Wednesday, May 12, 2010

Necessity is the Mother (and Father) of Invention



Although we're all sick to death of the Men-are-from-Mars/Women-are-from-even-farther-out psycho babble - and political correctness still dictates that it is socially dangerous to analyze either too seriously or too humorously any possible differences in the psychic make up of the two sexes - sometimes a simple observation is forgivable.

For example, no one can really take exception to the opinion that it was no doubt a man who invented the beer can opener. It was also, no doubt, a man who invented theme parks and Auschwitzes, brass knuckles and dirt bikes. And as for boomerangs, women would unanimously point out that, "What's the point of throwing something away if you want it to come back to where it started?!?"

And only men could have been cement-headed enough to invent something as invigorating and possibly eviscerating as bungy jumping.

But it was in all probability a woman who invented the sneeze protectors covering restaurant buffets. (We American men are satisfied with the germicidal protection afforded by the gallons of tabasco sauce we inundate everything with, from jello to strawberry shortcake and beluga caviar.)

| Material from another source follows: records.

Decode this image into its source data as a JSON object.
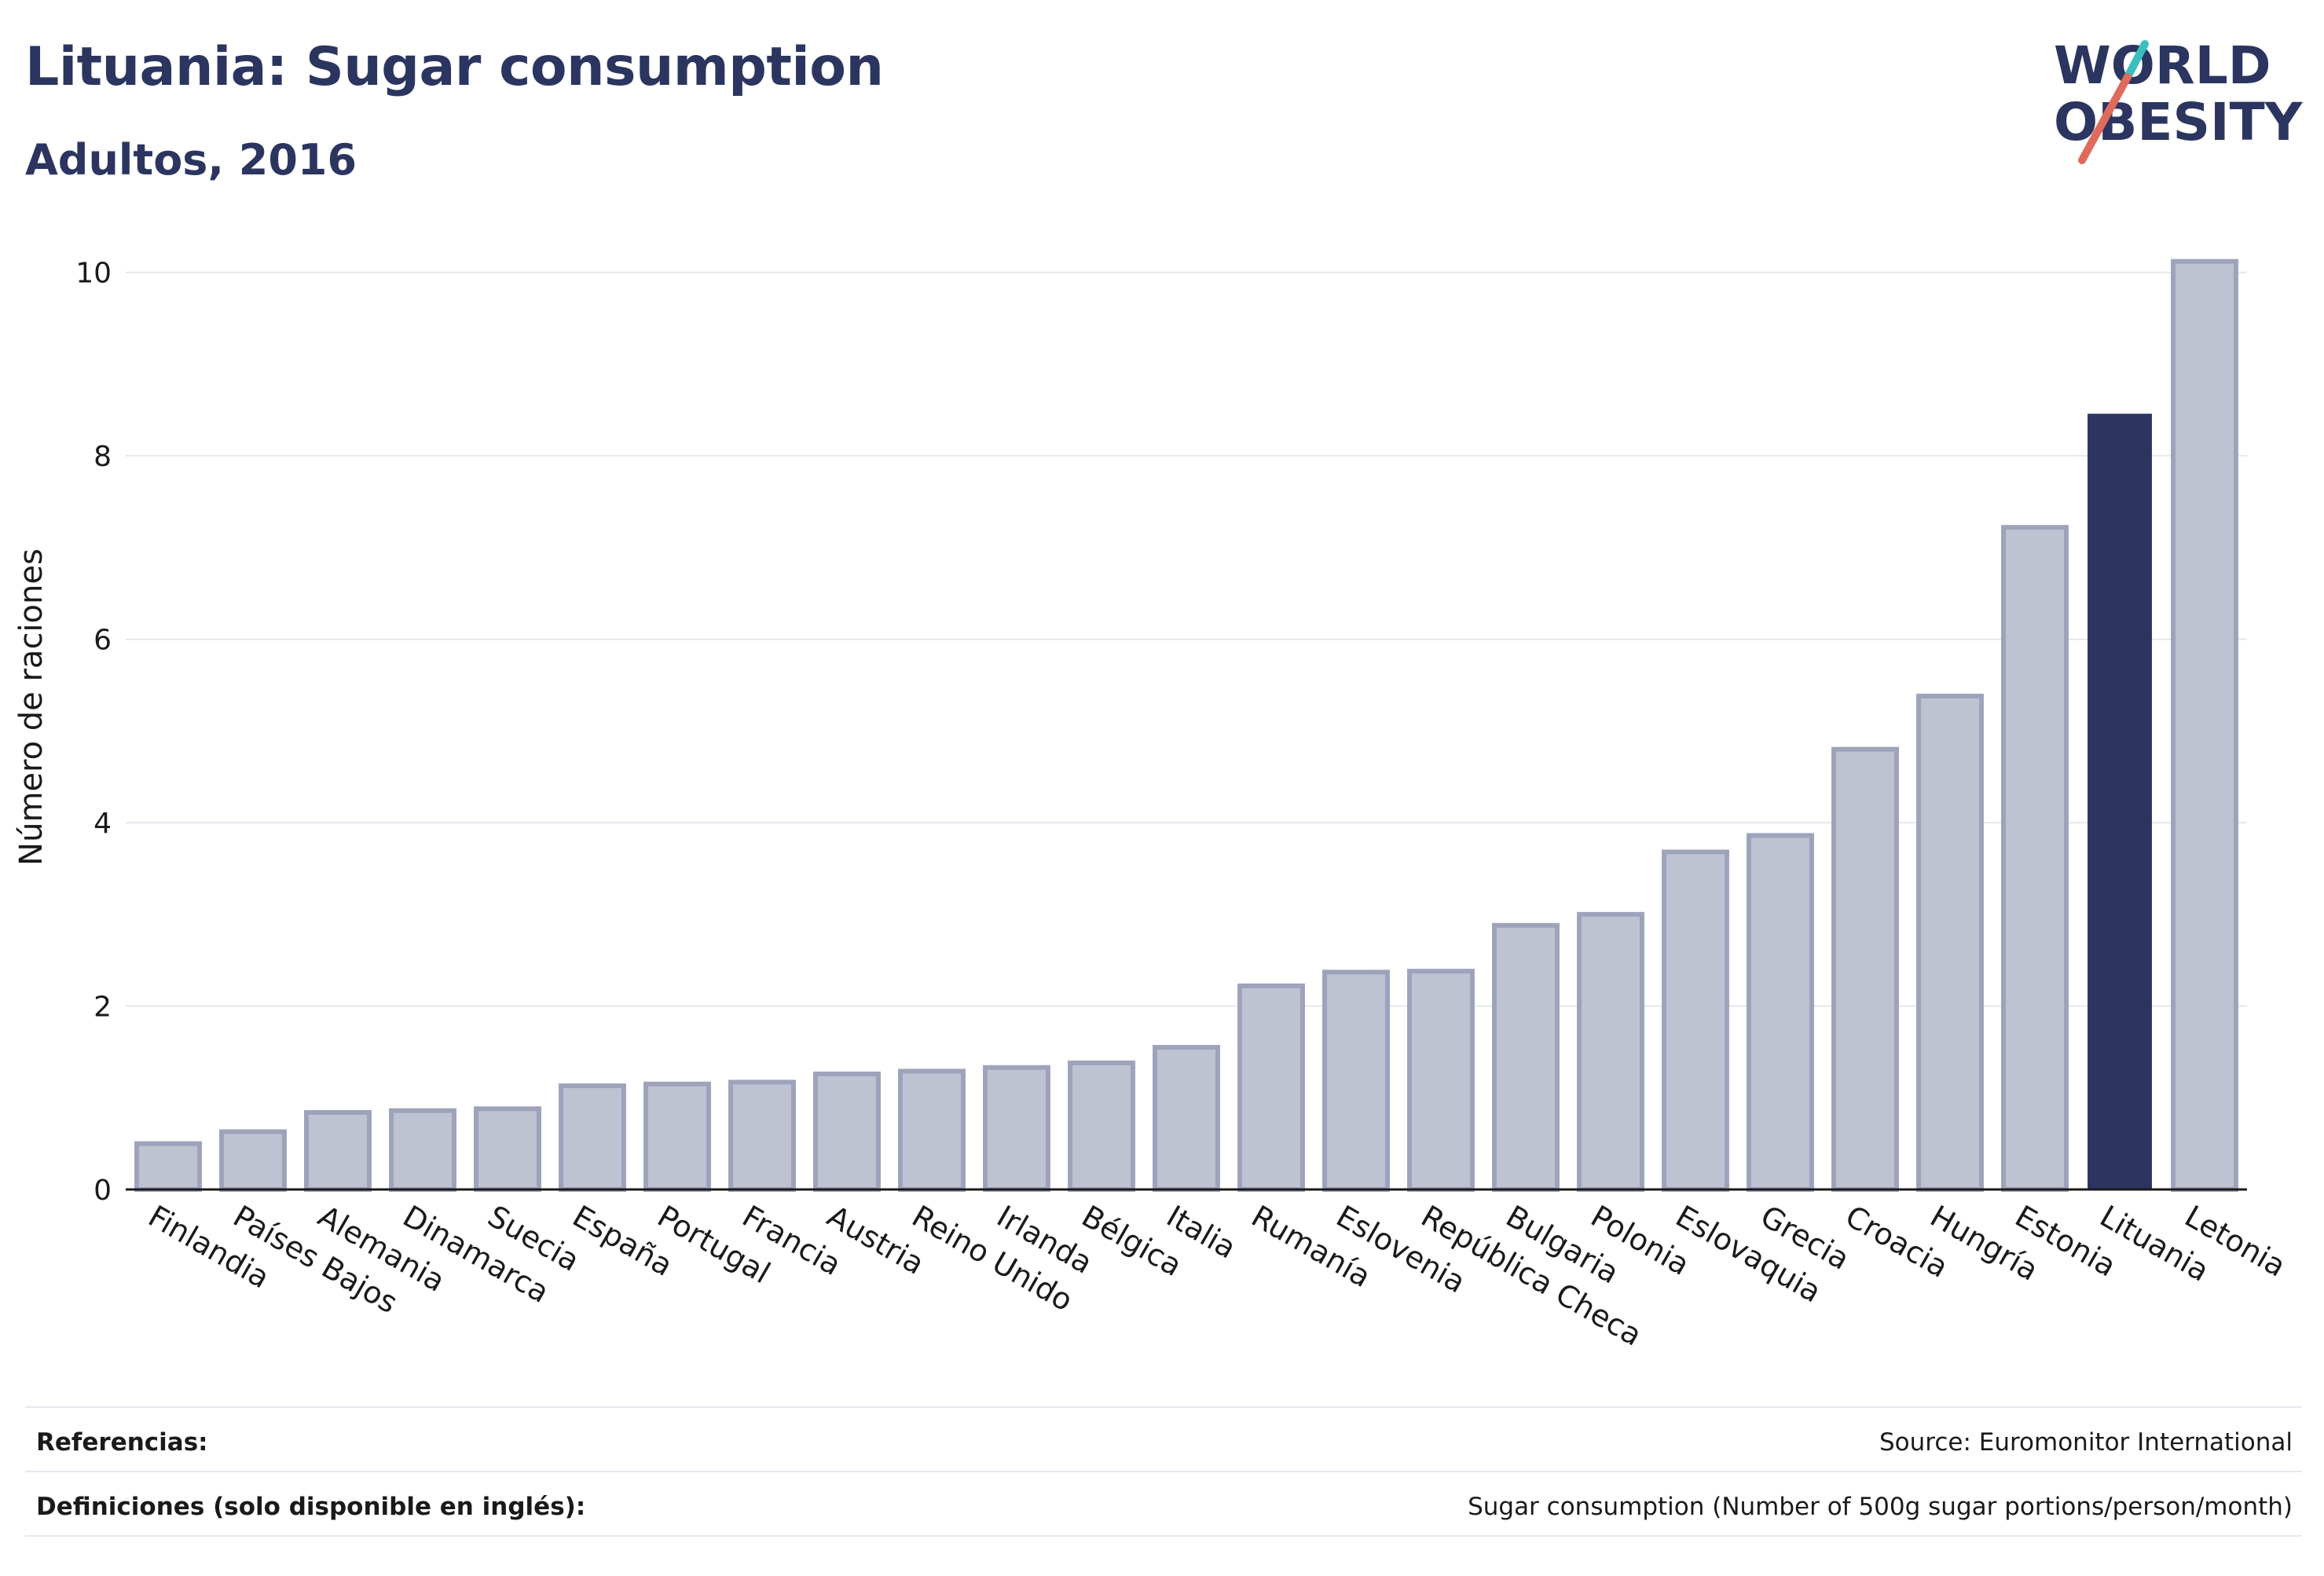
{
  "header": {
    "title": "Lituania: Sugar consumption",
    "subtitle": "Adultos, 2016"
  },
  "logo": {
    "line1": "WORLD",
    "line2": "OBESITY",
    "accent_colors": [
      "#3bbfbf",
      "#e06a5c"
    ],
    "text_color": "#2b3560"
  },
  "chart_data": {
    "type": "bar",
    "title": "Lituania: Sugar consumption",
    "subtitle": "Adultos, 2016",
    "xlabel": "",
    "ylabel": "Número de raciones",
    "ylim": [
      0,
      10.4
    ],
    "yticks": [
      0,
      2,
      4,
      6,
      8,
      10
    ],
    "grid": true,
    "highlight": "Lituania",
    "colors": {
      "default": "#bfc3d1",
      "default_border": "#9ea3bc",
      "highlight": "#2b3560"
    },
    "categories": [
      "Finlandia",
      "Países Bajos",
      "Alemania",
      "Dinamarca",
      "Suecia",
      "España",
      "Portugal",
      "Francia",
      "Austria",
      "Reino Unido",
      "Irlanda",
      "Bélgica",
      "Italia",
      "Rumanía",
      "Eslovenia",
      "República Checa",
      "Bulgaria",
      "Polonia",
      "Eslovaquia",
      "Grecia",
      "Croacia",
      "Hungría",
      "Estonia",
      "Lituania",
      "Letonia"
    ],
    "values": [
      0.5,
      0.63,
      0.84,
      0.86,
      0.88,
      1.13,
      1.15,
      1.17,
      1.26,
      1.29,
      1.33,
      1.38,
      1.55,
      2.22,
      2.37,
      2.38,
      2.88,
      3.0,
      3.68,
      3.86,
      4.8,
      5.38,
      7.22,
      8.45,
      10.12
    ]
  },
  "footer": {
    "references_label": "Referencias:",
    "references_value": "Source: Euromonitor International",
    "definitions_label": "Definiciones (solo disponible en inglés):",
    "definitions_value": "Sugar consumption (Number of 500g sugar portions/person/month)"
  }
}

Women invented deodorant. Men invented tiny voodoo figures handcrafted from toe jam. Men invented pornography. Women invented babies in wicked response.

Women, I venture, also invented shoes. The fairer sex's notorious infatuation with foot clothing could well stem from the fact that back in the days of our cave people forefathers, men wandered more in search of food, and therefore had more thickly callused feet. Women wandered from the cave less frequently, burdened as they were with progeny, so their feet were relatively more tender and in need of relief.

But remembering our caveman days, men invented TV and remote controls. (After all, what does a TV screen resemble more than a cave opening? For millions of years we men huddled in the mouths of caves, looking outward, alert and constantly on watch for danger, our families thus protected further back in the cave. And what did we hold in our hands? A spear, a tool which enabled us to better control our destiny. And from a distance, albeit short.)

Yes, we men are only truly happy and secure when we're holding something pointy and potent in our hand.

Women, no doubt, also invented mirrors. My evidence for such an ungentlemanly accusation? Men's magazines are full of beautiful women. Women's magazines are full of beautiful women. Nobody, except homosexuals, really wants to gaze intensely at men, unless the men in question look like Brad Pitt. (Put a long blonde wig on Brad or Leonardo and they'll look like a Baywatch Babe, proving the axiom that all male sex symbols have something feminine about them, and all female something masculine.)

And it was most certainly a woman who invented the yellow light (you know - the light that flashes briefly between green and red, and which tells women to prepare to stop, and men to floor it.) No man would have thought up this symbol of hesitancy and caution. Stop dithering, we reason. Screw this transitory indecision!

But one debate currently taking place, is between a majority who believes that it was oppressive men who invented and have forced middle eastern women to wear the veil, and a less certain minority who point out it could well have been women who invented the device in days long past to protect themselves from lustful gazes of (..or to further inflame?) men. Conversely, it was probably an altruistic man who invented the push up bra in order to make mountains out of molehills, as we men are wont to do.

Women invented leg and bikini waxing. No Marquis de Sade could ever have been so inventively cruel. And if women hadn't invented the cotton ball-make up remover, there would have been no need to import 3 million slaves from Africa!

And speaking of unforeseen and unfortunate consequences, couldn't the blockheaded men who invented the birth control pill have guessed, that along with greater access to women's bodies, we men would now have to subject ourselves to being measured and then compared with other men, our sexual performances judged and ridiculed by the formerly innocent and inexperienced sex? Why couldn't these rational researchers have fine-tuned the recipe and added knock out drops to the subscription?
If women are going to lie there anyway, they may as well catch up on their beauty sleep.

And, oh, yes - men invented sleep. So that we can, if only briefly, get out of having to listen to incessant chatter. (Adam probably deliberately invented the apple pie, thereby inviting aging and death for the same reason. Thanks to Great Gramps an eternity of yammering was thusly made preventable.)